ESG strategies and initiatives should thus be implemented so as to create opportunities for long-term value. ERM’s structured processes support ESG implementation, since ERM is about managing all risks in the business – and ESG is one of these risks. There are other factors as well. As industry regulations surrounding ESG increase and regulations accelerate, organisations which are perceived as more ESG-conscious are more likely to be safer investments and therefore more attractive to stakeholders. Investors, consumers and top talent are becoming increasingly knowledgeable about what they buy where they invest or who they work for.

ESG-conscious organisations are also more likely to see greater employee productivity and enhanced employee motivation as employees start to feel more engaged and instilled with a sense of purpose at the prospect of being able to give back to society through their work, and create lasting social impact in the communities where they operate.
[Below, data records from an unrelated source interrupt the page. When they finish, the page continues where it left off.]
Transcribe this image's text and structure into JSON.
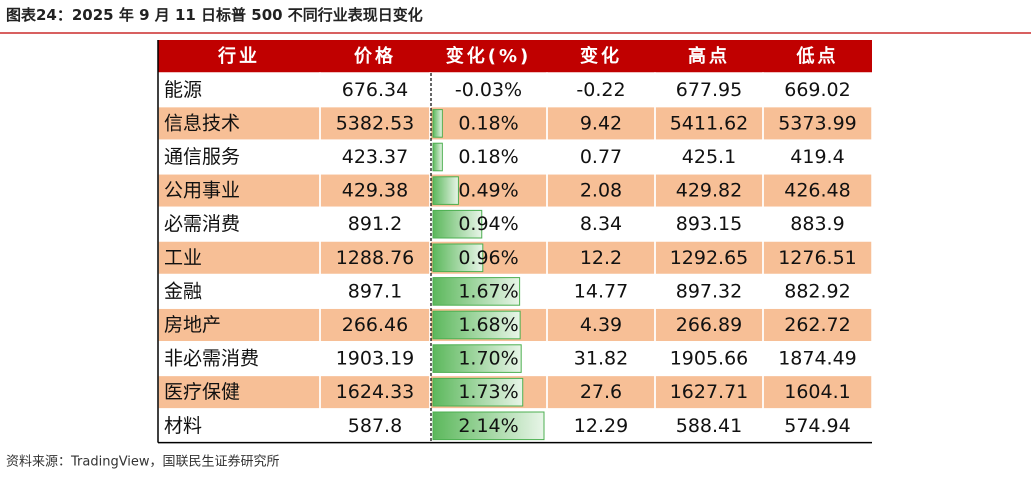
{
  "title": "图表24：2025 年 9 月 11 日标普 500 不同行业表现日变化",
  "table": {
    "header": [
      "行业",
      "价格",
      "变化(%)",
      "变化",
      "高点",
      "低点"
    ],
    "rows": [
      [
        "能源",
        676.34,
        {
          "value": -0.03,
          "label": "-0.03%"
        },
        -0.22,
        677.95,
        669.02
      ],
      [
        "信息技术",
        5382.53,
        {
          "value": 0.18,
          "label": "0.18%"
        },
        9.42,
        5411.62,
        5373.99
      ],
      [
        "通信服务",
        423.37,
        {
          "value": 0.18,
          "label": "0.18%"
        },
        0.77,
        425.1,
        419.4
      ],
      [
        "公用事业",
        429.38,
        {
          "value": 0.49,
          "label": "0.49%"
        },
        2.08,
        429.82,
        426.48
      ],
      [
        "必需消费",
        891.2,
        {
          "value": 0.94,
          "label": "0.94%"
        },
        8.34,
        893.15,
        883.9
      ],
      [
        "工业",
        1288.76,
        {
          "value": 0.96,
          "label": "0.96%"
        },
        12.2,
        1292.65,
        1276.51
      ],
      [
        "金融",
        897.1,
        {
          "value": 1.67,
          "label": "1.67%"
        },
        14.77,
        897.32,
        882.92
      ],
      [
        "房地产",
        266.46,
        {
          "value": 1.68,
          "label": "1.68%"
        },
        4.39,
        266.89,
        262.72
      ],
      [
        "非必需消费",
        1903.19,
        {
          "value": 1.7,
          "label": "1.70%"
        },
        31.82,
        1905.66,
        1874.49
      ],
      [
        "医疗保健",
        1624.33,
        {
          "value": 1.73,
          "label": "1.73%"
        },
        27.6,
        1627.71,
        1604.1
      ],
      [
        "材料",
        587.8,
        {
          "value": 2.14,
          "label": "2.14%"
        },
        12.29,
        588.41,
        574.94
      ]
    ]
  },
  "source": "资料来源：TradingView，国联民生证券研究所"
}
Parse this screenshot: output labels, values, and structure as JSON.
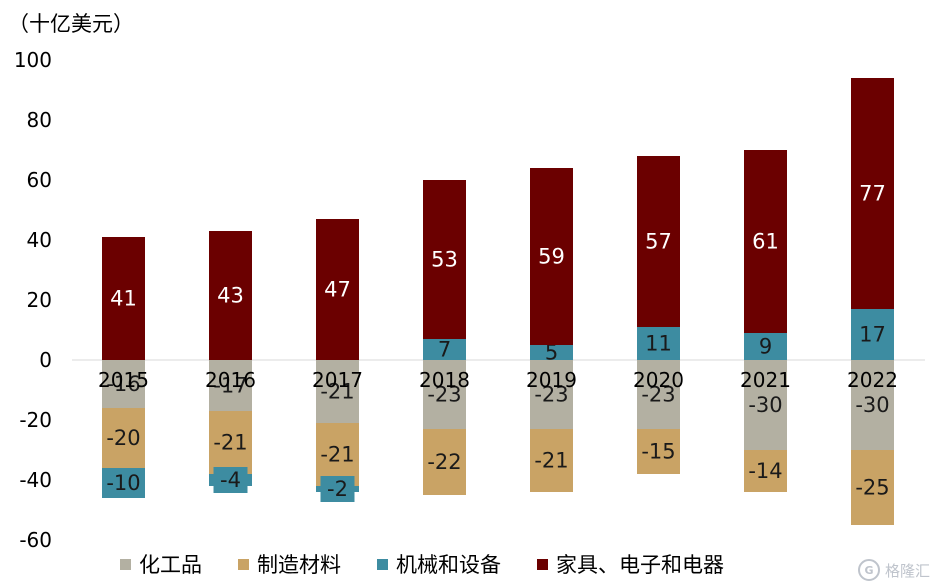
{
  "unit_label": "（十亿美元）",
  "legend": [
    {
      "name": "化工品",
      "color": "#b3b0a2"
    },
    {
      "name": "制造材料",
      "color": "#c9a365"
    },
    {
      "name": "机械和设备",
      "color": "#3d8ca1"
    },
    {
      "name": "家具、电子和电器",
      "color": "#6b0000"
    }
  ],
  "watermark": {
    "logo": "G",
    "text": "格隆汇"
  },
  "chart_data": {
    "type": "bar",
    "stacked": true,
    "categories": [
      "2015",
      "2016",
      "2017",
      "2018",
      "2019",
      "2020",
      "2021",
      "2022"
    ],
    "ylim": [
      -60,
      100
    ],
    "yticks": [
      100,
      80,
      60,
      40,
      20,
      0,
      -20,
      -40,
      -60
    ],
    "series": [
      {
        "name": "化工品",
        "values": [
          -16,
          -17,
          -21,
          -23,
          -23,
          -23,
          -30,
          -30
        ],
        "color": "#b3b0a2"
      },
      {
        "name": "制造材料",
        "values": [
          -20,
          -21,
          -21,
          -22,
          -21,
          -15,
          -14,
          -25
        ],
        "color": "#c9a365"
      },
      {
        "name": "机械和设备",
        "values": [
          -10,
          -4,
          -2,
          7,
          5,
          11,
          9,
          17
        ],
        "color": "#3d8ca1"
      },
      {
        "name": "家具、电子和电器",
        "values": [
          41,
          43,
          47,
          53,
          59,
          57,
          61,
          77
        ],
        "color": "#6b0000"
      }
    ]
  }
}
Improved employee experience leads to greater output. Many firms still view ESG as just another compliance exercise, or a cost to be borne without financial benefit but studies have shown that there is a strong positive correlation between ESG investments and financial returns.

ESG has the potential to build long-term competitive advantage, enhance resilience, accelerate sustainability risks and attract socially and environmentally conscious investors, talent and customers. Integrating ESG factors into corporate decision making is good risk management, and managing ESG risk is good because, for business to succeed, all risks need to be managed. Applying the structured tools of ERM will reframe ESG objectives as risks, and help in ESG goal attainment.But ESG can invigorate and accelerate an ERM programme as well; both ESG and ERM can reinforce each other to create more value overall, than either practice individually.

Integrating ESG and ERM can rejuvenate established ERM programmes which may have become boring and tedious. Staff, especially, may find the prospect of making a positive impact through ESG quite exciting. This new energy will help propel any joint ESG-ERM approach throughout the business, spurring those who may feel jaded to re familiarize themselves with ERM processes. Additionally, in the absence of a formal ERM programme, ESG can be the catalyst that kick-starts a properly-designed, objective-centric risk programme.Firms which are looking to transform sustainability into a competitive advantage, must look at five main areas.

These are stakeholder expectations; the organisation’s commitments; the most optimum way of infusing ESG into organisational strategy; creating value through innovation and technology; and communicating outcomes through appropriate governance and disclosures. Business strategies should thus incorporate economic, environmental and social factors, especially since sustainability is now a major business priority. Many firms regard it as a viable means of accessing capital and investments, which also supports their efforts to attract and retain employees. Overall, they see sustainability as very much a part of their measures to increase productivity and competitiveness.